Hazel is the AI superpower for procurement teams short on staff and time but hungry for innovation.
The backing, and the bet
Hazel went through Y Combinator's Winter 2024 batch, with group partner Michael Seibel involved, and raised pre-seed capital reported at around $500,000 from investors including Rebel Fund, Tusk Ventures, and Phoenix Investment Club. By venture standards these are small numbers, which is arguably the point: a five-person team, three of them founding engineers, supporting billions of dollars in public buying. The leverage is the story.

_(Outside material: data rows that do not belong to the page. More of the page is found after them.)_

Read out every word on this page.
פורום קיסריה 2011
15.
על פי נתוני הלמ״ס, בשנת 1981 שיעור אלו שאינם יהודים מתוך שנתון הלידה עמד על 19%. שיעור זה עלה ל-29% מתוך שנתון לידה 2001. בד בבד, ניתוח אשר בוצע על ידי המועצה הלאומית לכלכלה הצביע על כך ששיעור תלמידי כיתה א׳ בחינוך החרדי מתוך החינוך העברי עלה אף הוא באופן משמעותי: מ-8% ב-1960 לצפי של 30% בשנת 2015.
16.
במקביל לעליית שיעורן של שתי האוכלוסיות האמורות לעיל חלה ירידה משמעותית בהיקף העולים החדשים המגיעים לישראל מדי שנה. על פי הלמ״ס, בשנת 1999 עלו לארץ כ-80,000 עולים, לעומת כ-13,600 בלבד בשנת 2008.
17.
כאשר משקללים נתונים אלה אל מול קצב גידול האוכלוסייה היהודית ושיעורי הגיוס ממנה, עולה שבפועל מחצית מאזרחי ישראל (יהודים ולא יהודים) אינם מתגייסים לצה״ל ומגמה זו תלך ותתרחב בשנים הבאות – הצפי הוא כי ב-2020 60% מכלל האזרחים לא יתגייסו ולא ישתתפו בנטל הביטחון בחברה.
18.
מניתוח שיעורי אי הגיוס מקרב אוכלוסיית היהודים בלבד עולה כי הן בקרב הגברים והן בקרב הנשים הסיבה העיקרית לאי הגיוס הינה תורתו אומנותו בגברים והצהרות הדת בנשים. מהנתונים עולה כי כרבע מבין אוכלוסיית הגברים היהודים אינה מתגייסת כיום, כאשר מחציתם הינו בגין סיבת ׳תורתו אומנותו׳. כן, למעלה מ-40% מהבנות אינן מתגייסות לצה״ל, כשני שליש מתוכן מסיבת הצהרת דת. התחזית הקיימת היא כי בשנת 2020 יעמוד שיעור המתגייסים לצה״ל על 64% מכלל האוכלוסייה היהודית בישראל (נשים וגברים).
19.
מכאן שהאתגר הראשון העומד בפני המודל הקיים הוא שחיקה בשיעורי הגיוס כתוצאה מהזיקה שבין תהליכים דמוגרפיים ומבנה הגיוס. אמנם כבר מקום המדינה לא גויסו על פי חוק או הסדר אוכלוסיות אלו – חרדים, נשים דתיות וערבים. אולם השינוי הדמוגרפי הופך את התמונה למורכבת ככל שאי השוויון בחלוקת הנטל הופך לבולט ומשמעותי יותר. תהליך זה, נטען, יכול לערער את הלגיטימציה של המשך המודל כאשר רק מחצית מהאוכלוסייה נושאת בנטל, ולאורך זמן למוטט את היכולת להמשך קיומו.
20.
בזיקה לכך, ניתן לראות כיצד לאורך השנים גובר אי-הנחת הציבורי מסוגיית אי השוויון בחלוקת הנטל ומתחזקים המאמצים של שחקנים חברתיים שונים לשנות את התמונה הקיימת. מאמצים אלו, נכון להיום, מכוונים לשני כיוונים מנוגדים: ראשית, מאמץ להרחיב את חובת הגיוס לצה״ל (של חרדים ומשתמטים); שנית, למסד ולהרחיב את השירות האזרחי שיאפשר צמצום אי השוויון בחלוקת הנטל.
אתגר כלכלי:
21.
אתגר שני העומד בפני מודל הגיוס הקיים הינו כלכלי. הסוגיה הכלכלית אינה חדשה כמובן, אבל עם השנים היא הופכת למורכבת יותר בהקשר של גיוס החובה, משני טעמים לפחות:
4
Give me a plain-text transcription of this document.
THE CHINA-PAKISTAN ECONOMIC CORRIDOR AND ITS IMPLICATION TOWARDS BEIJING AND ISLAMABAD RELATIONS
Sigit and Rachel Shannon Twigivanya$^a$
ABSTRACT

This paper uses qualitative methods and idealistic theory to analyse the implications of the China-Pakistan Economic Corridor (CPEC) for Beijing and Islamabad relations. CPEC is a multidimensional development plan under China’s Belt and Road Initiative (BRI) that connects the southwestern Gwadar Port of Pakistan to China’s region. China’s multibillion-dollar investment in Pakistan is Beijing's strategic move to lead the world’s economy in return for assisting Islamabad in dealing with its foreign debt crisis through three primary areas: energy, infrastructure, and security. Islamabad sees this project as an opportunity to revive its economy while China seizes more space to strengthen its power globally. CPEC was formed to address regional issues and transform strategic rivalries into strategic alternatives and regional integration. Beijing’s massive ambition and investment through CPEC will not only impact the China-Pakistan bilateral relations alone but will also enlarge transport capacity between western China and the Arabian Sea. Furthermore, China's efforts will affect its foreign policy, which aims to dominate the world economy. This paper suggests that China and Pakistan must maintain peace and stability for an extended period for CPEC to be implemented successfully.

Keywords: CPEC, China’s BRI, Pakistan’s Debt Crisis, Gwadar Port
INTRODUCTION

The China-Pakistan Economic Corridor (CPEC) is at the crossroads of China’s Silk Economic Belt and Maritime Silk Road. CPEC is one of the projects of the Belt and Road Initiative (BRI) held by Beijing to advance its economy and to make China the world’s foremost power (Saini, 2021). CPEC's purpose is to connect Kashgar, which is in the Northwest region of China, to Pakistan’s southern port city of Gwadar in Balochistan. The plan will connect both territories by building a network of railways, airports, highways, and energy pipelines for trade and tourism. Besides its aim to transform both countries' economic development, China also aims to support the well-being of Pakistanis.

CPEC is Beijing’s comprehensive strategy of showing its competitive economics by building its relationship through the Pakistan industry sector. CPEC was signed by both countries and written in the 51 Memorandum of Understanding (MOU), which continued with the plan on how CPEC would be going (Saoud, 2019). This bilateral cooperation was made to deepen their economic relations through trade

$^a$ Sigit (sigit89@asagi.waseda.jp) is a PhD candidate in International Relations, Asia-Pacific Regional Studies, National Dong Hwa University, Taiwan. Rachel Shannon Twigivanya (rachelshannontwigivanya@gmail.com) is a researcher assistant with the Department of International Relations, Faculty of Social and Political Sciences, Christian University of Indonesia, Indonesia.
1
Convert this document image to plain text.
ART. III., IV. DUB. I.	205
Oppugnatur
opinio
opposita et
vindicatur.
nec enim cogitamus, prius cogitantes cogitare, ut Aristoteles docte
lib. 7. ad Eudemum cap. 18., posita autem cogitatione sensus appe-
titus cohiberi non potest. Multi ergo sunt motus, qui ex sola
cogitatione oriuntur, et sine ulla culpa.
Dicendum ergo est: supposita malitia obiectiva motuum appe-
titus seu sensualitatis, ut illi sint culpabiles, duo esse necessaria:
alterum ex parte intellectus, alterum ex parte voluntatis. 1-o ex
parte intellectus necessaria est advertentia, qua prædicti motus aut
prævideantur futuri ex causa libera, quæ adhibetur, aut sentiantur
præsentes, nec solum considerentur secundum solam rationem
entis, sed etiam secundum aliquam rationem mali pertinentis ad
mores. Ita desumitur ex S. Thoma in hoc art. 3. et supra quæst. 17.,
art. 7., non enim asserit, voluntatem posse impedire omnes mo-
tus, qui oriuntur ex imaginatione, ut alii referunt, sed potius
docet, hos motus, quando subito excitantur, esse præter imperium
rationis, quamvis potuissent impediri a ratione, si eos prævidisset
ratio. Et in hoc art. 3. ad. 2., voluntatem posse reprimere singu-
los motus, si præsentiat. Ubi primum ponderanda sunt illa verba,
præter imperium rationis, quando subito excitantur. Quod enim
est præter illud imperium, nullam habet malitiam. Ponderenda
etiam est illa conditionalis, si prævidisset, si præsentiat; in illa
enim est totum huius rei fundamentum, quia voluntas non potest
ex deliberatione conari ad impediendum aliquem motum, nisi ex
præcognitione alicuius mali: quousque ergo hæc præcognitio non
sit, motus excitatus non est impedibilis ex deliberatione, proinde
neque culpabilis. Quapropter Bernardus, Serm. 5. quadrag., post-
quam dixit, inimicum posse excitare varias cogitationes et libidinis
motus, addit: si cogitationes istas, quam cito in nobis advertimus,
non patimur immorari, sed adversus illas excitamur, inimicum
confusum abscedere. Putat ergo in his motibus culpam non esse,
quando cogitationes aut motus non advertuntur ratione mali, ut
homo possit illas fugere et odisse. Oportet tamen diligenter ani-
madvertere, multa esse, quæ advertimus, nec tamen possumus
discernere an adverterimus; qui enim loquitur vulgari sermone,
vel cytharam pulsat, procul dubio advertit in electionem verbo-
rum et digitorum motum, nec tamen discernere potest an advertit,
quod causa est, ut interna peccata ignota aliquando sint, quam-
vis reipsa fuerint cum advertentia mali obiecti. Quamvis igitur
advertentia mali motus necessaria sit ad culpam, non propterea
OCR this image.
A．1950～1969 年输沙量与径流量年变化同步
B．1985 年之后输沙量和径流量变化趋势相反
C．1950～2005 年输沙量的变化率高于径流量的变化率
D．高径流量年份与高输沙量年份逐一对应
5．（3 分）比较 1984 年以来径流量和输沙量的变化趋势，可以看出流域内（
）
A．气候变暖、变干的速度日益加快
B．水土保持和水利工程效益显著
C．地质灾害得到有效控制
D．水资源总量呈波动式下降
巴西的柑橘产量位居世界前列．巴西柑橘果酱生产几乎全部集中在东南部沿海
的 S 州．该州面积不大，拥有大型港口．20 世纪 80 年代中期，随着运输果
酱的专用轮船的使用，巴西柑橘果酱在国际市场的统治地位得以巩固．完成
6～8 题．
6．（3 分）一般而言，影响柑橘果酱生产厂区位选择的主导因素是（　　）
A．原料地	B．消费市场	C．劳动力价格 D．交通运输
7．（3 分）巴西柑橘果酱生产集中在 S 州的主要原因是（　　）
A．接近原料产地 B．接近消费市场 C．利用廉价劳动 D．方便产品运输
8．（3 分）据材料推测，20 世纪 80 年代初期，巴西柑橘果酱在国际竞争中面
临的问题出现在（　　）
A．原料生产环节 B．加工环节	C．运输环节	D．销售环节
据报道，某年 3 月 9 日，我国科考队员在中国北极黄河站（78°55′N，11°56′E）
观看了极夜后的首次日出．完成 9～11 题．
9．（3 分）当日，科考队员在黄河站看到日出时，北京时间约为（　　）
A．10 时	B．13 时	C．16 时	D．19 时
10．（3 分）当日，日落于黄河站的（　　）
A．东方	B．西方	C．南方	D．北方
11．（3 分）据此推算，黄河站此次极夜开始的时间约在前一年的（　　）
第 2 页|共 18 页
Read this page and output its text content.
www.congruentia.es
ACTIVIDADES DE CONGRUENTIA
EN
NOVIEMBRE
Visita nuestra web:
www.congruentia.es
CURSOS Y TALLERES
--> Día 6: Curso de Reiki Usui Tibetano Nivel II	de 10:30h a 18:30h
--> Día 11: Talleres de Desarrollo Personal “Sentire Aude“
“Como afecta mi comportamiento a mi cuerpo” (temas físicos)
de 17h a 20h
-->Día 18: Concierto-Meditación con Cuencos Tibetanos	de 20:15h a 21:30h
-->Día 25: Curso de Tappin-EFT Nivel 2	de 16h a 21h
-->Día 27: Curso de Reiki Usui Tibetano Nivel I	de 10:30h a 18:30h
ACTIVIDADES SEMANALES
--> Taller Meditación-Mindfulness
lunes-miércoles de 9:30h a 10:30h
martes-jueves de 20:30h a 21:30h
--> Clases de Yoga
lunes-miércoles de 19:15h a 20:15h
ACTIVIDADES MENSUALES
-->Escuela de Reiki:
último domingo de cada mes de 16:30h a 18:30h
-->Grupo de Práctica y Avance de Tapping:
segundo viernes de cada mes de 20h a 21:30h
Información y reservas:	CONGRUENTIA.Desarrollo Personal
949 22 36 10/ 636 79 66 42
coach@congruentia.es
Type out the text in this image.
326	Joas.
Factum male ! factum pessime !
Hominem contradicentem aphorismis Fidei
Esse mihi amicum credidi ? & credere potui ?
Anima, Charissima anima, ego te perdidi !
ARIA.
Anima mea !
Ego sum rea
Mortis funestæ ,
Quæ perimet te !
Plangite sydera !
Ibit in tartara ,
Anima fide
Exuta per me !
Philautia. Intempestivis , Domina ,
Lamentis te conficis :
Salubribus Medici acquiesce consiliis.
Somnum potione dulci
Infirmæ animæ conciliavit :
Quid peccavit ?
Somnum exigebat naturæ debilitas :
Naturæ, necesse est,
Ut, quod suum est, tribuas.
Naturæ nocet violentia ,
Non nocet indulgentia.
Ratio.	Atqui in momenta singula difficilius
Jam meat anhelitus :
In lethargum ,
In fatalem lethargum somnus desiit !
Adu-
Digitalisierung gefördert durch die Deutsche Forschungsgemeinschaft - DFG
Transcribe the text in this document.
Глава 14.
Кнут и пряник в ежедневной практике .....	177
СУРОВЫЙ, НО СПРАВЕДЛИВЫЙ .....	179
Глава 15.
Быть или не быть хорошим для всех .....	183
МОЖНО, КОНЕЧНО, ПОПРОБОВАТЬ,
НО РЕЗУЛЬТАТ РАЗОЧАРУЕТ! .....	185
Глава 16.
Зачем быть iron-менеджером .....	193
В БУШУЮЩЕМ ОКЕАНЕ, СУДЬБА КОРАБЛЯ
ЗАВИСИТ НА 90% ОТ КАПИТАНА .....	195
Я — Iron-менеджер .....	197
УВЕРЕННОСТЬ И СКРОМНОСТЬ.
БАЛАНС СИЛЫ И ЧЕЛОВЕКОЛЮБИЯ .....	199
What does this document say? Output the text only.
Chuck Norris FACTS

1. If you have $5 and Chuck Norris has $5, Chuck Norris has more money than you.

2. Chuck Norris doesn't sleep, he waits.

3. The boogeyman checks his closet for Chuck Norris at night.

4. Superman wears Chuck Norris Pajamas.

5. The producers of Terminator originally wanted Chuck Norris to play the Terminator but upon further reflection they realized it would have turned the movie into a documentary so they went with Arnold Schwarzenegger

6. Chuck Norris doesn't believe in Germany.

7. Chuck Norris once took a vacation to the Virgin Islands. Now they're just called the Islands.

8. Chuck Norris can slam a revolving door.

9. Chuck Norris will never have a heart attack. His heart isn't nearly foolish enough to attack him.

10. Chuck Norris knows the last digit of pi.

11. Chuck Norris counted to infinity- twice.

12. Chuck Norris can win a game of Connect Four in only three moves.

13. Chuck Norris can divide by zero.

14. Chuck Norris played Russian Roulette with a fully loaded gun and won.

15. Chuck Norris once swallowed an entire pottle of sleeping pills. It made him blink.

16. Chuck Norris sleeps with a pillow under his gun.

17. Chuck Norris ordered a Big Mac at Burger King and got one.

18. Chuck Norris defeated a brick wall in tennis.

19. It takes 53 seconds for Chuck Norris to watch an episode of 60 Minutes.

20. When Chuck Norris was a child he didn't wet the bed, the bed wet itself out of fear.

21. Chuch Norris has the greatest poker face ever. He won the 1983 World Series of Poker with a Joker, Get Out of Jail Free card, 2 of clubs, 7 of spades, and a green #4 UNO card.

The broader bet is a contrarian one. Selling to government is famously slow, procurement cycles are long, and "govtech" has been a graveyard of good intentions. But that difficulty is also the moat. If Hazel can prove that AI-drafted, compliance-checked solicitations hold up in the one environment where every decision can be audited, contested, and FOIA'd, it will have done something most enterprise-software companies never have to: earn trust in public. That is a slower way to build a company. It may also be a more durable one.
None of this is guaranteed. Government sales stall, incumbents like the legacy e-procurement platforms are entrenched, and "AI you can trust" is a promise that gets tested the first time a model gets something wrong in a document worth millions. But the thing Hazel is pointing at is real, large, and strangely neglected. Most of a $2.7 trillion market still moves through documents nobody wants to write. Hazel wrote software for the document. Sometimes the biggest lever is the one everyone else walked past.